VOL. 131 | NO. 11 | Friday, January 15, 2016
Fed Official: Low Oil Prices Affecting Central Bank Action
By Andy Meek
A key Fed official assured Memphis business leaders during a breakfast address Thursday, Jan. 14, that interest rates won’t climb dramatically this year.
Jim Bullard, the president and CEO of the Federal Reserve Bank of St. Louis, told the Economic Club of Memphis that rates today are “crazy low compared to the historical experience in the U.S.” and will “remain accommodative well into the future.”
Statements like those from Fed officials like Bullard, who’s also a voting member of the Fed’s policymaking committee, are being watched closely in the wake of the central bank’s move in December to raise interest rates for the first time in almost a decade. Bullard also is one of several Fed voting members giving public remarks this week around the country – remarks being scoured for signs that could point to the timing and degree of a second rate hike.
Bullard has been somewhat hawkish over the past year or so in terms of wanting to move more quickly to raise interest rates, based on his public remarks throughout 2015. His speech in Memphis, though, reflected a more cautious sentiment.
One reason? Keeping prices stable is one of the Fed’s mandates – it has a policy target of 2 percent inflation – but Bullard said recent oil price declines seem to be leading to “worrisome” expectations for low inflation.
He pointed to oil prices of around $30 a barrel at one point this week, compared to more than $105 per barrel during the summer of 2014. And while he said relatively low crude oil prices today are a “net positive” for the U.S. economy, Bullard added they also push out into the future a return to a normal inflation environment.

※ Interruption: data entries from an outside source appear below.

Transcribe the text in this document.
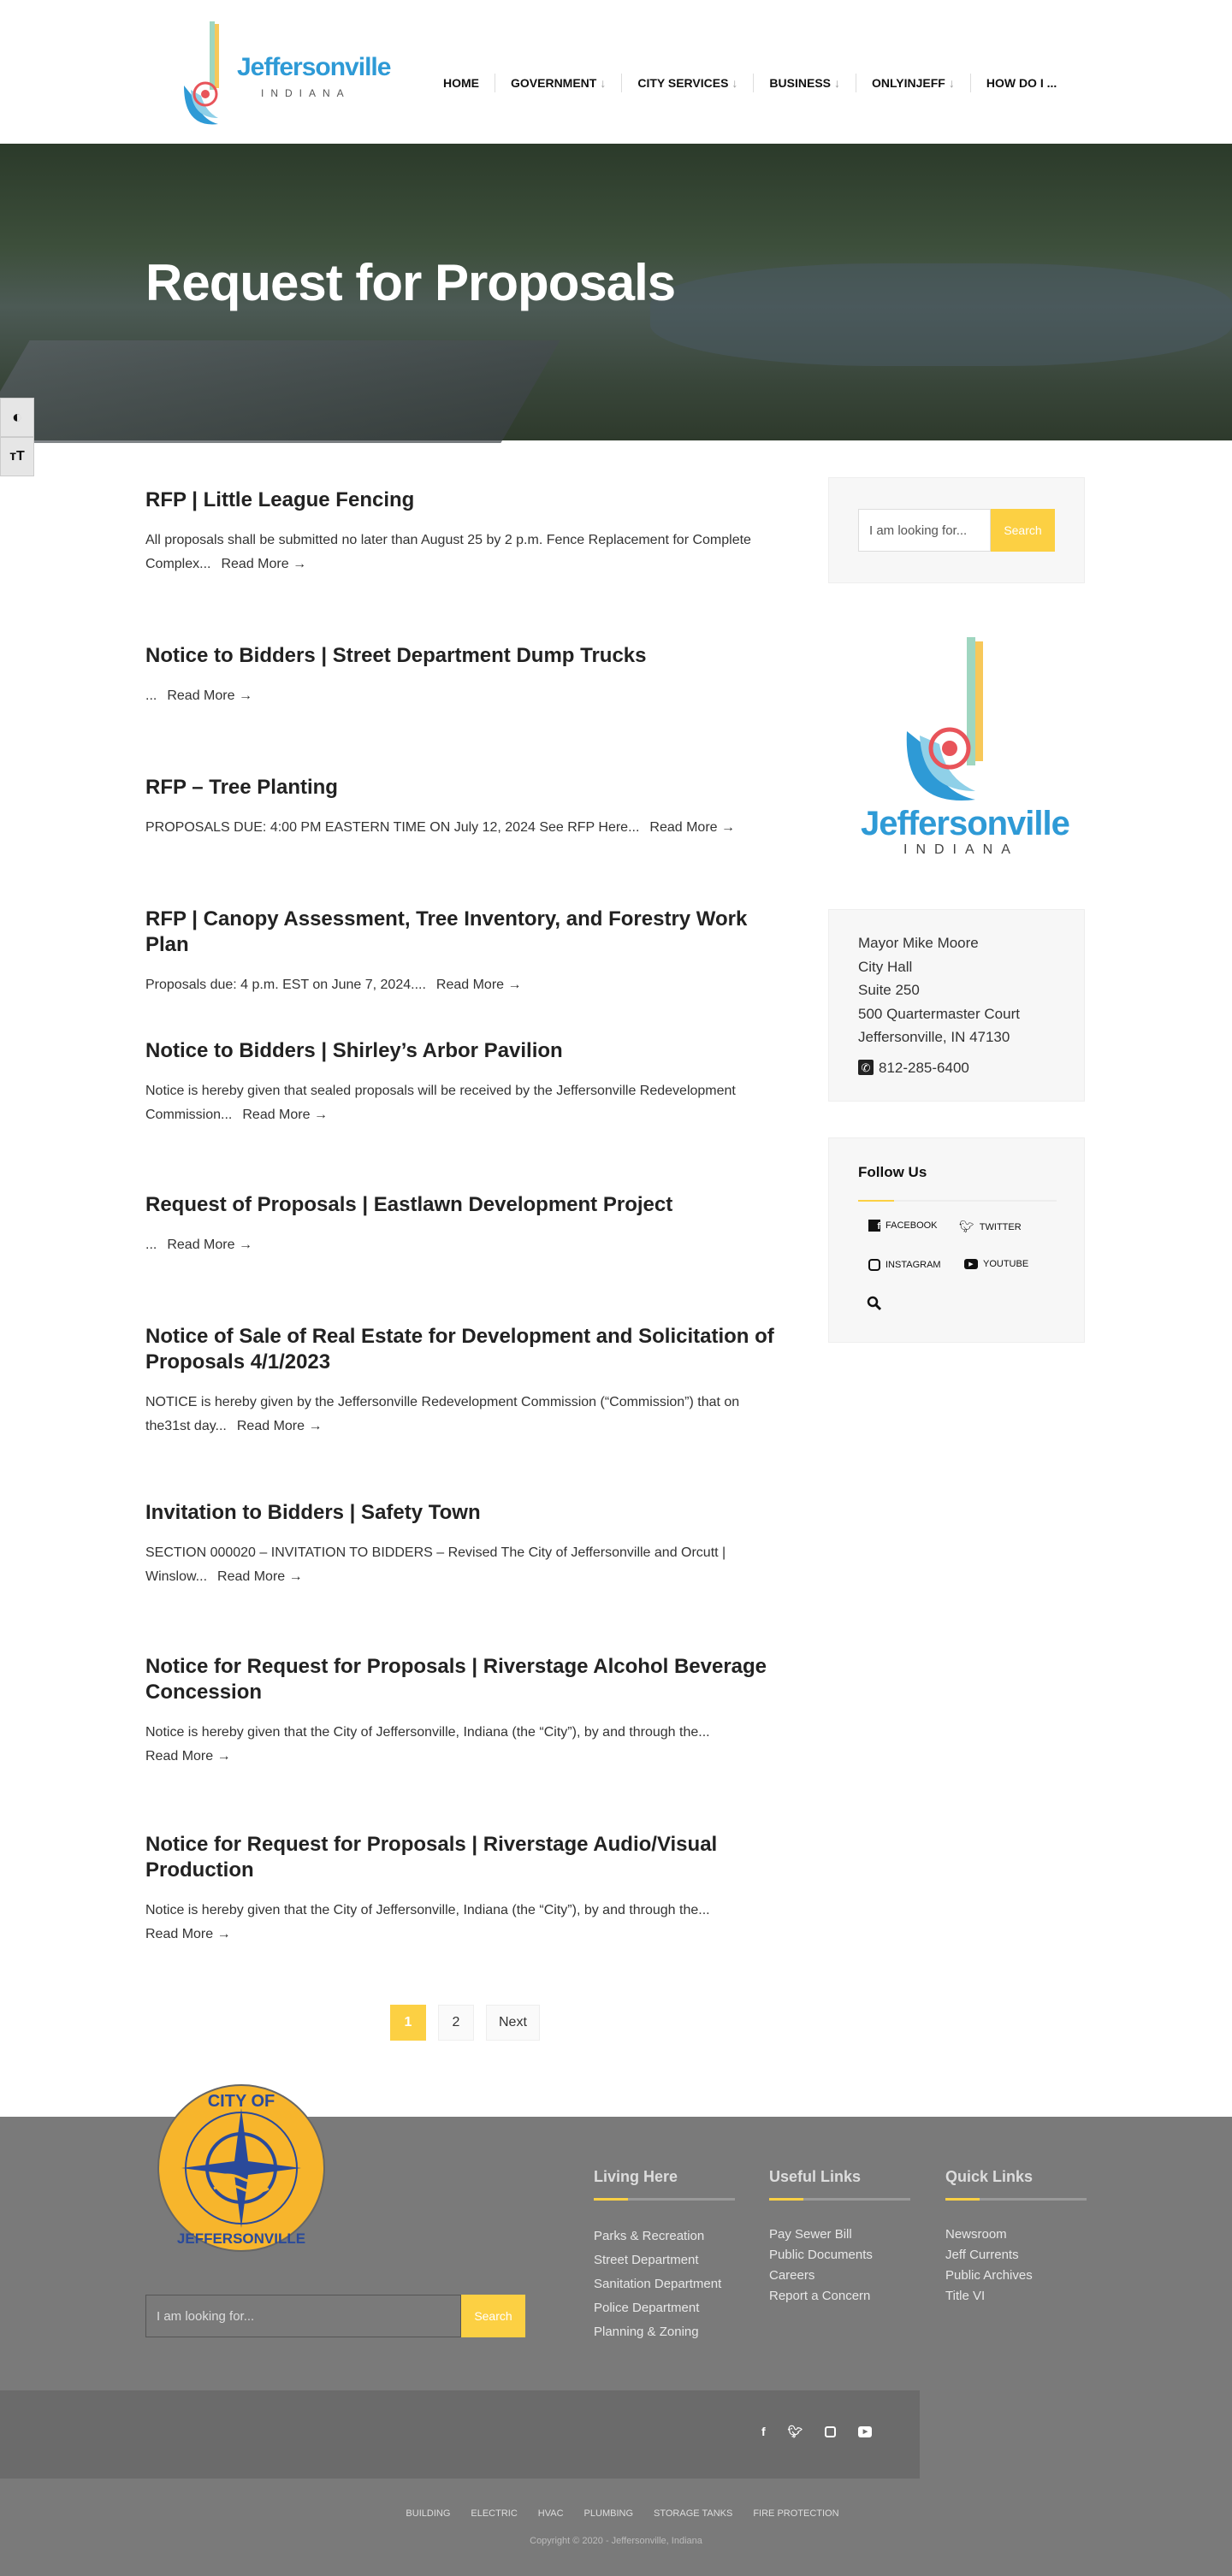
Jeffersonville
INDIANA
HOME	GOVERNMENT ↓	CITY SERVICES ↓	BUSINESS ↓	ONLYINJEFF ↓	HOW DO I ...
Request for Proposals
◐
ᴛT
RFP | Little League Fencing

All proposals shall be submitted no later than August 25 by 2 p.m. Fence Replacement for Complete Complex... Read More →

Notice to Bidders | Street Department Dump Trucks

... Read More →

RFP – Tree Planting

PROPOSALS DUE: 4:00 PM EASTERN TIME ON July 12, 2024 See RFP Here... Read More →

RFP | Canopy Assessment, Tree Inventory, and Forestry Work Plan

Proposals due: 4 p.m. EST on June 7, 2024.... Read More →

Notice to Bidders | Shirley’s Arbor Pavilion

Notice is hereby given that sealed proposals will be received by the Jeffersonville Redevelopment Commission... Read More →

Request of Proposals | Eastlawn Development Project

... Read More →

Notice of Sale of Real Estate for Development and Solicitation of Proposals 4/1/2023

NOTICE is hereby given by the Jeffersonville Redevelopment Commission (“Commission”) that on the31st day... Read More →

Invitation to Bidders | Safety Town

SECTION 000020 – INVITATION TO BIDDERS – Revised The City of Jeffersonville and Orcutt | Winslow... Read More →

Notice for Request for Proposals | Riverstage Alcohol Beverage Concession

Notice is hereby given that the City of Jeffersonville, Indiana (the “City”), by and through the...
Read More →

Notice for Request for Proposals | Riverstage Audio/Visual Production

Notice is hereby given that the City of Jeffersonville, Indiana (the “City”), by and through the...
Read More →

1	2	Next
I am looking for...	Search
Jeffersonville
INDIANA
Mayor Mike Moore
City Hall
Suite 250
500 Quartermaster Court
Jeffersonville, IN 47130
✆ 812-285-6400
Follow Us
f FACEBOOK 🐦︎ TWITTER
INSTAGRAM	▶	YOUTUBE
CITY OF
JEFFERSONVILLE
I am looking for...	Search
Living Here
Parks & Recreation
Street Department
Sanitation Department
Police Department
Planning & Zoning
Useful Links
Pay Sewer Bill
Public Documents
Careers
Report a Concern
Quick Links
Newsroom
Jeff Currents
Public Archives
Title VI
f 🐦︎	▶
BUILDING ELECTRIC HVAC PLUMBING STORAGE TANKS FIRE PROTECTION
Copyright © 2020 - Jeffersonville, Indiana
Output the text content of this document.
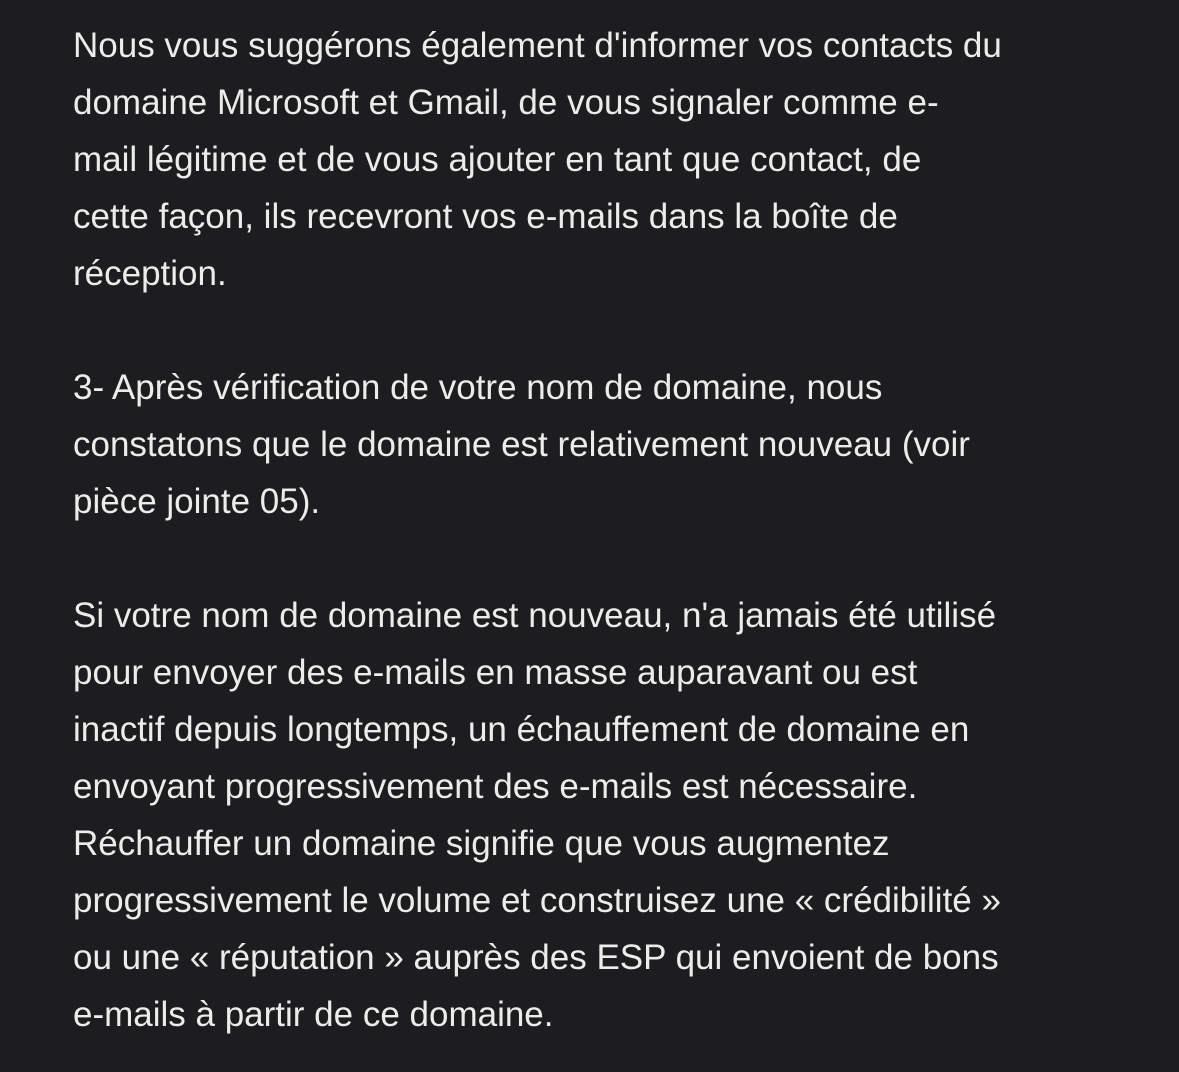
Nous vous suggérons également d'informer vos contacts du
domaine Microsoft et Gmail, de vous signaler comme e-
mail légitime et de vous ajouter en tant que contact, de
cette façon, ils recevront vos e-mails dans la boîte de
réception.

3- Après vérification de votre nom de domaine, nous
constatons que le domaine est relativement nouveau (voir
pièce jointe 05).

Si votre nom de domaine est nouveau, n'a jamais été utilisé
pour envoyer des e-mails en masse auparavant ou est
inactif depuis longtemps, un échauffement de domaine en
envoyant progressivement des e-mails est nécessaire.
Réchauffer un domaine signifie que vous augmentez
progressivement le volume et construisez une « crédibilité »
ou une « réputation » auprès des ESP qui envoient de bons
e-mails à partir de ce domaine.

“Headline inflation will return to target once oil prices stabilize, but recent further declines in global oil prices are calling into question when such a stabilization may occur,” Bullard said.
He told reporters after his public remarks the Fed needs to get a clearer read on inflation before moving on additional rate increases.
Bullard kicked off his address to the economic club by acknowledging the recent choppy performance of the stock market: “We’re certainly aware of that and are paying attention.” He also conceded that the Fed’s rate-hike action has implications for U.S. congressional leaders.
“But that’s why we elect them,” he said. “I’m telling you why I think this is the best monetary policy.”
It’s then Congress’ job, he went on, to decide how best to manage things like taxes and government expenses.
Bullard also said the central bank is in a better position now than during the Great Recession to manage financial crises. Those are “always a possibility, and you can’t legislate them away,” he said.
But he stressed that U.S. monetary policy “will remain accommodative well into the future.”